Dello stesso tenore il commento del neo-presidente della Commissione del Parlamento europeo per le questioni fiscali, Pasquale Tridico: «La Commissione europea deve vietare ogni forma di elusione fiscale», ha scritto su X l’economista ed ex presidente dell’Inps. Anch’egli sottolineando che «i vantaggi per le multinazionali prosciugano le risorse pubbliche».
L’auspicio, ora, è che con questa storica decisione della Corte di Giustizia europea sia iniziata almeno nel Vecchio Continente un’inversione di tendenza nel trattamento fiscale dei profitti delle multinazionali. Particolarmente indicativo al riguardo quanto sta accadendo nella stessa Irlanda, dove l’anno scorso le entrate derivanti dalle tasse sulle imprese hanno sfiorato i 24 miliardi di euro (circa sei volte l’importo del 2014).

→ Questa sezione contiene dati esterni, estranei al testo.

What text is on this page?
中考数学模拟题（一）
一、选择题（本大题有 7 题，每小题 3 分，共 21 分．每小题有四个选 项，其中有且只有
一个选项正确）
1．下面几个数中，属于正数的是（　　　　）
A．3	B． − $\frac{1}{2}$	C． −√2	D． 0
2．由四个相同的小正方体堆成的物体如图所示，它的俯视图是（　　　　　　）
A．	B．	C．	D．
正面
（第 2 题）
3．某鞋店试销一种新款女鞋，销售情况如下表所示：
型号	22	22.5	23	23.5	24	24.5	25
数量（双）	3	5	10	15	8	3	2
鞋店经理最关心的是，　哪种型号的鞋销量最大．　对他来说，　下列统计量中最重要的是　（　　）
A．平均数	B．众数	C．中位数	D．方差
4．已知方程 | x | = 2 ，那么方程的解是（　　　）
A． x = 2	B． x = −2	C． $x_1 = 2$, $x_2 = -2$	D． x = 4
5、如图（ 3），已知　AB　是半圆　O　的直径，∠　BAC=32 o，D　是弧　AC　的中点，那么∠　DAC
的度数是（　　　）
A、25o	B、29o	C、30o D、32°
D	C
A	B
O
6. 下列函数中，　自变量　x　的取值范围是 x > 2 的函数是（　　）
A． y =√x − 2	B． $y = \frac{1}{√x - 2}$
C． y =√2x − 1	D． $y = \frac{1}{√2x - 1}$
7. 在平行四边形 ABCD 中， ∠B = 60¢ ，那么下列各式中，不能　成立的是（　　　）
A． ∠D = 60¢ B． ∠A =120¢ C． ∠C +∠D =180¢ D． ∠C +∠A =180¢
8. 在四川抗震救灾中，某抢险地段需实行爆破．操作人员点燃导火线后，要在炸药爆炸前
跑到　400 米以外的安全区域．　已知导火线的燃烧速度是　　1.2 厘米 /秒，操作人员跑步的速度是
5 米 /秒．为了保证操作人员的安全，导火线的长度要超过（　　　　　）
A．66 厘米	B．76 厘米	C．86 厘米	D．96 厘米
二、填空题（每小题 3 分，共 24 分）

Al punto che si è parlato di una vera e propria «manna fiscale». È un importo equivalente, è stato calcolato, a 5mila euro per ogni uomo, donna e bambino residente nel Paese. Con il quale si potrebbero costruire quasi 100mila abitazioni di edilizia sociale.
La Corte europea ferma anche Google
La stessa Commissione europea continua a lavorare sull’analisi di molti altri tax ruling. E ha già messo nel mirino colossi del calibro di Amazon e McDonald’s. Senza contare che contestualmente alla decisione su Apple, la Corte di giustizia ha respinto il ricorso di Google contro la multa da 2,4 miliardi di euro che era stata comminata all’azienda con l’accusa di abuso di posizione dominante per il servizio Google Shopping.
La speranza è che l’approccio alla questione fiscale acquisti maggiore rilevanza nelle strategie e nelle policy con cui le aziende si impegnano sul fronte della responsabilità sociale d’impresa e della sostenibilità. Finora in larga misura non è stato così. Alle tasse, infatti, si è guardato in estrema sintesi come a un costo da contenere il più possibile. Ma se non si contribuisce al benessere della collettività pagando le giuste tasse, con quale credibilità poi ci si dichiara responsabili e sostenibili? Ė ora che la responsabilità fiscale diventi un pilastro della responsabilità sociale.